New York -- Time Warner Inc., in its latest move to expand investments in NEW media, said it is establishing a $500 million fund for digital-media investments, with half of the fund made up of cash and the other half in promotional time on Time Warner's media outlets.With a goal of making minority investments averaging between $5 million and $20 million, the fund will focus Time Warner's investment efforts through the Time Warner Digital Media unit established earlier this year, said Digital Media Chairman Richard Bressler.
Mr. Bressler said the investments would include opportunistic moves, aimed at making money for Time Warner shareholders, and would also focus on companies whose businesses fit with Time Warner's activities. Time Warner is one of the nation's largest operators of cable-television systems and cable-television networks, and a publisher of such magazines as Time, Life, People and Fortune. In addition to the Warner Bros. studio, it also owns record company Warner Music Group.

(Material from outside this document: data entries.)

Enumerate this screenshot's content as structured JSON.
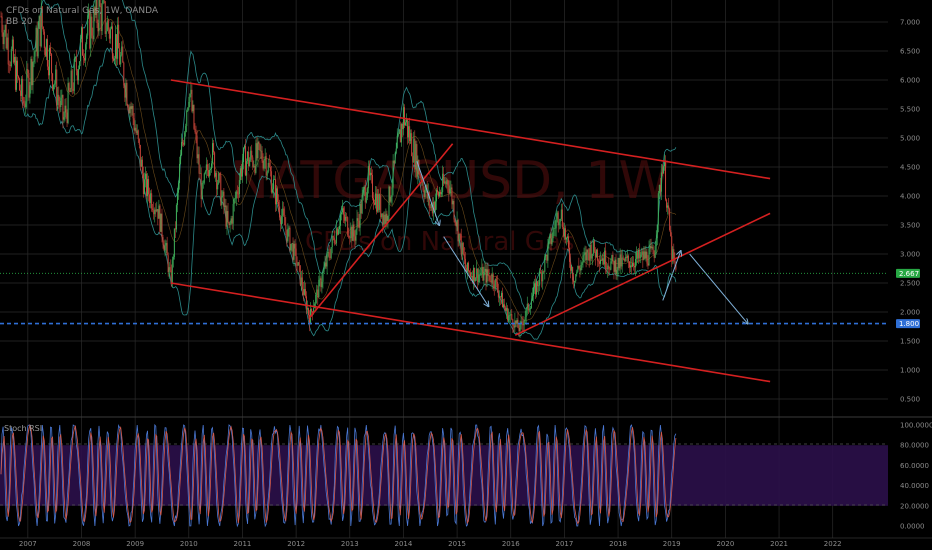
{
  "header": {
    "title": "CFDs on Natural Gas, 1W, OANDA",
    "subtitle": "BB 20"
  },
  "watermark": {
    "symbol": "NATGASUSD, 1W",
    "description": "CFDs on Natural Gas"
  },
  "price_axis": {
    "ticks": [
      "7.000",
      "6.500",
      "6.000",
      "5.500",
      "5.000",
      "4.500",
      "4.000",
      "3.500",
      "3.000",
      "2.500",
      "2.000",
      "1.500",
      "1.000",
      "0.500"
    ],
    "last_price": "2.667",
    "last_price_color": "#27a844",
    "target_level": "1.800",
    "target_color": "#2f6fd6"
  },
  "time_axis": {
    "years": [
      "2007",
      "2008",
      "2009",
      "2010",
      "2011",
      "2012",
      "2013",
      "2014",
      "2015",
      "2016",
      "2017",
      "2018",
      "2019",
      "2020",
      "2021",
      "2022"
    ]
  },
  "stoch_panel": {
    "label": "Stoch RSI",
    "ticks": [
      "100.0000",
      "80.0000",
      "60.0000",
      "40.0000",
      "20.0000",
      "0.0000"
    ],
    "band_color": "#2b0f4a"
  },
  "colors": {
    "channel_line": "#d42020",
    "candle_up": "#3fae5a",
    "candle_down": "#c9453a",
    "bollinger": "#2b8a8a",
    "arrow": "#7fb0d8",
    "grid": "#2a2a2a"
  },
  "chart_data": {
    "type": "candlestick",
    "symbol": "NATGASUSD",
    "interval": "1W",
    "x_range": [
      "2006-07",
      "2022-08"
    ],
    "y_range": [
      0.3,
      7.2
    ],
    "approx_close_path": [
      {
        "t": "2006-07",
        "v": 7.1
      },
      {
        "t": "2006-12",
        "v": 5.6
      },
      {
        "t": "2007-04",
        "v": 7.0
      },
      {
        "t": "2007-09",
        "v": 5.3
      },
      {
        "t": "2008-01",
        "v": 6.6
      },
      {
        "t": "2008-05",
        "v": 7.2
      },
      {
        "t": "2008-09",
        "v": 6.6
      },
      {
        "t": "2009-01",
        "v": 5.2
      },
      {
        "t": "2009-03",
        "v": 4.2
      },
      {
        "t": "2009-06",
        "v": 3.8
      },
      {
        "t": "2009-08",
        "v": 3.0
      },
      {
        "t": "2009-09",
        "v": 2.5
      },
      {
        "t": "2009-11",
        "v": 4.5
      },
      {
        "t": "2010-01",
        "v": 5.9
      },
      {
        "t": "2010-04",
        "v": 4.0
      },
      {
        "t": "2010-06",
        "v": 4.8
      },
      {
        "t": "2010-10",
        "v": 3.4
      },
      {
        "t": "2011-01",
        "v": 4.6
      },
      {
        "t": "2011-06",
        "v": 4.7
      },
      {
        "t": "2011-10",
        "v": 3.6
      },
      {
        "t": "2012-01",
        "v": 2.9
      },
      {
        "t": "2012-04",
        "v": 1.9
      },
      {
        "t": "2012-08",
        "v": 2.9
      },
      {
        "t": "2012-11",
        "v": 3.7
      },
      {
        "t": "2013-02",
        "v": 3.3
      },
      {
        "t": "2013-05",
        "v": 4.3
      },
      {
        "t": "2013-09",
        "v": 3.6
      },
      {
        "t": "2014-01",
        "v": 5.4
      },
      {
        "t": "2014-04",
        "v": 4.6
      },
      {
        "t": "2014-07",
        "v": 3.8
      },
      {
        "t": "2014-11",
        "v": 4.3
      },
      {
        "t": "2015-03",
        "v": 2.7
      },
      {
        "t": "2015-09",
        "v": 2.6
      },
      {
        "t": "2015-12",
        "v": 2.0
      },
      {
        "t": "2016-03",
        "v": 1.7
      },
      {
        "t": "2016-08",
        "v": 2.7
      },
      {
        "t": "2016-12",
        "v": 3.8
      },
      {
        "t": "2017-03",
        "v": 2.6
      },
      {
        "t": "2017-07",
        "v": 3.1
      },
      {
        "t": "2017-12",
        "v": 2.8
      },
      {
        "t": "2018-05",
        "v": 2.9
      },
      {
        "t": "2018-09",
        "v": 3.0
      },
      {
        "t": "2018-11",
        "v": 4.7
      },
      {
        "t": "2019-01",
        "v": 3.0
      },
      {
        "t": "2019-02",
        "v": 2.667
      }
    ],
    "trendlines": [
      {
        "name": "channel-top",
        "from": {
          "t": "2009-09",
          "v": 6.0
        },
        "to": {
          "t": "2020-11",
          "v": 4.3
        }
      },
      {
        "name": "channel-bottom",
        "from": {
          "t": "2009-09",
          "v": 2.5
        },
        "to": {
          "t": "2020-11",
          "v": 0.8
        }
      },
      {
        "name": "support-2012",
        "from": {
          "t": "2012-04",
          "v": 1.9
        },
        "to": {
          "t": "2014-12",
          "v": 4.9
        }
      },
      {
        "name": "support-2016",
        "from": {
          "t": "2016-02",
          "v": 1.6
        },
        "to": {
          "t": "2020-11",
          "v": 3.7
        }
      }
    ],
    "projection_arrows": [
      {
        "from": {
          "t": "2019-05",
          "v": 3.0
        },
        "to": {
          "t": "2020-06",
          "v": 1.8
        }
      },
      {
        "from": {
          "t": "2018-11",
          "v": 2.2
        },
        "to": {
          "t": "2019-03",
          "v": 3.05
        }
      },
      {
        "from": {
          "t": "2014-04",
          "v": 4.6
        },
        "to": {
          "t": "2014-09",
          "v": 3.5
        }
      },
      {
        "from": {
          "t": "2014-10",
          "v": 3.3
        },
        "to": {
          "t": "2015-08",
          "v": 2.1
        }
      }
    ],
    "stoch_ylim": [
      0,
      100
    ],
    "stoch_bands": [
      20,
      80
    ]
  }
}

Creation of the new media fund follows Time Warner investments in a series of digital companies in the past year, such as OpenTV Corp., WebMD Inc. and Bolt Inc. Time Warner got a small stake in WebMD in exchange for promotional time on its media outlets but took a stake in OpenTV because the company is developing TV technology of interest to its TV businesses. Mr. Bressler said Time Warner had made more than $100 million on its initial $7 million to $8 million investment in OpenTV after the company went public several weeks ago.

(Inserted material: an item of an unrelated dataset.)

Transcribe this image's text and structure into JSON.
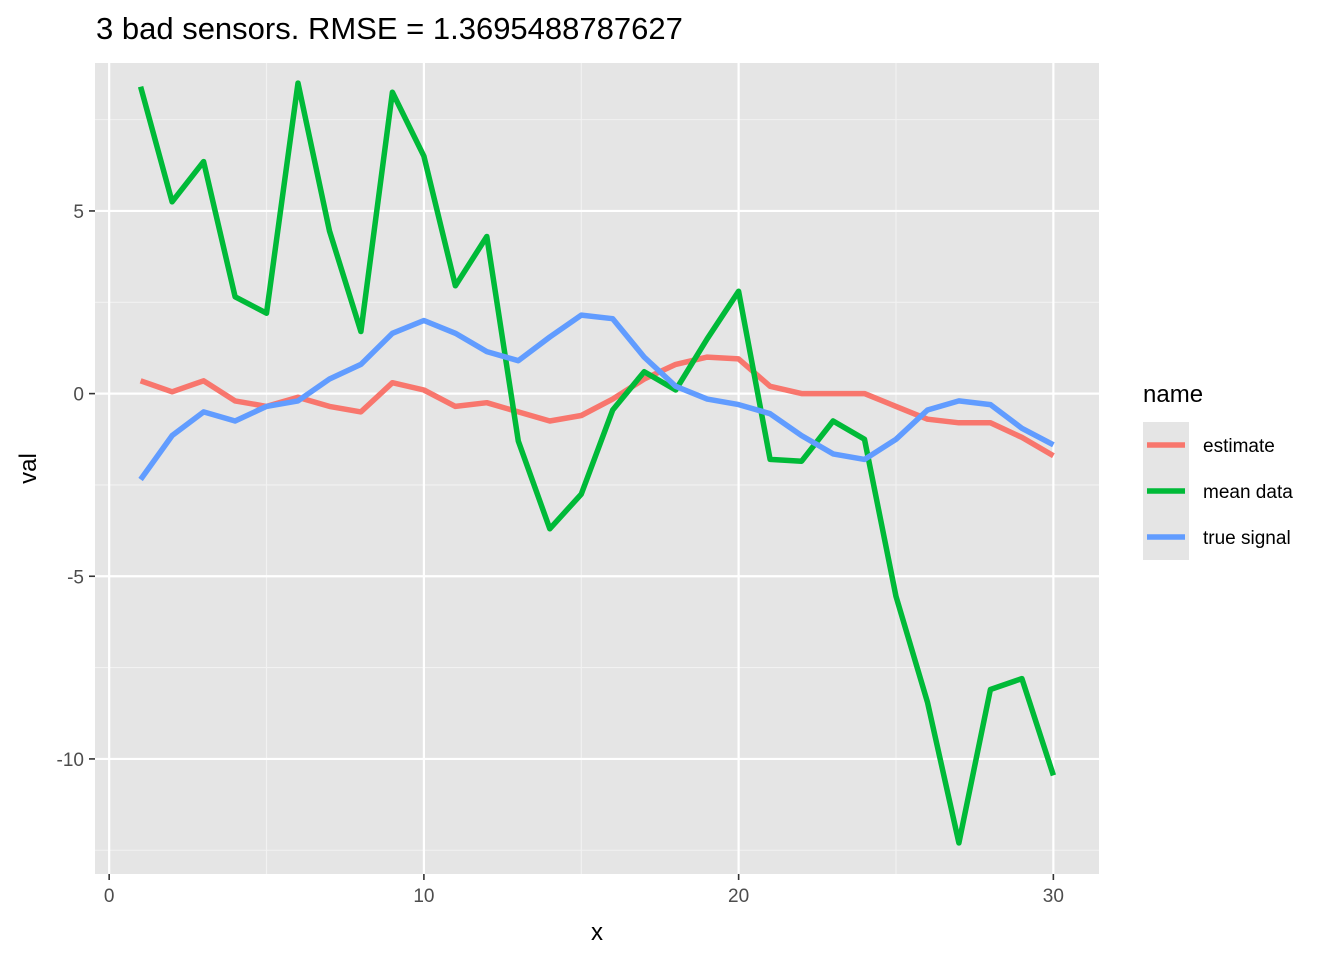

Separately, Time Warner and search-engine company LookSmart Ltd. are expected to announce as early as Thursday that LookSmart will operate its search and directory services across Time Warner's Web sites, such as CNN.com, CNNfn.com, warnerbros.com, Entertaindom.com and EW.com. Those sites are connected to Time Warner traditional media properties such as Cable News Network, the Warner Bros. studio and Entertainment Weekly magazine.
The Time Warner deal is likely to be an important one for the San Francisco company, which competes with a wide range of portal players, including large companies like Yahoo! Inc., by expanding its distribution. Under the deal, the companies will share advertising revenue in the search and directory area, which will be sold by LookSmart.
"This is another brick in the wall of ubiquity we are trying to build," said LookSmart Chief Executive Evan Thornley, who is aiming to provide LookSmart search and directory services to as many "vertical" Web sites as possible. A vertical portal aims to focus on a particular niche, such as sports, finance or entertainment.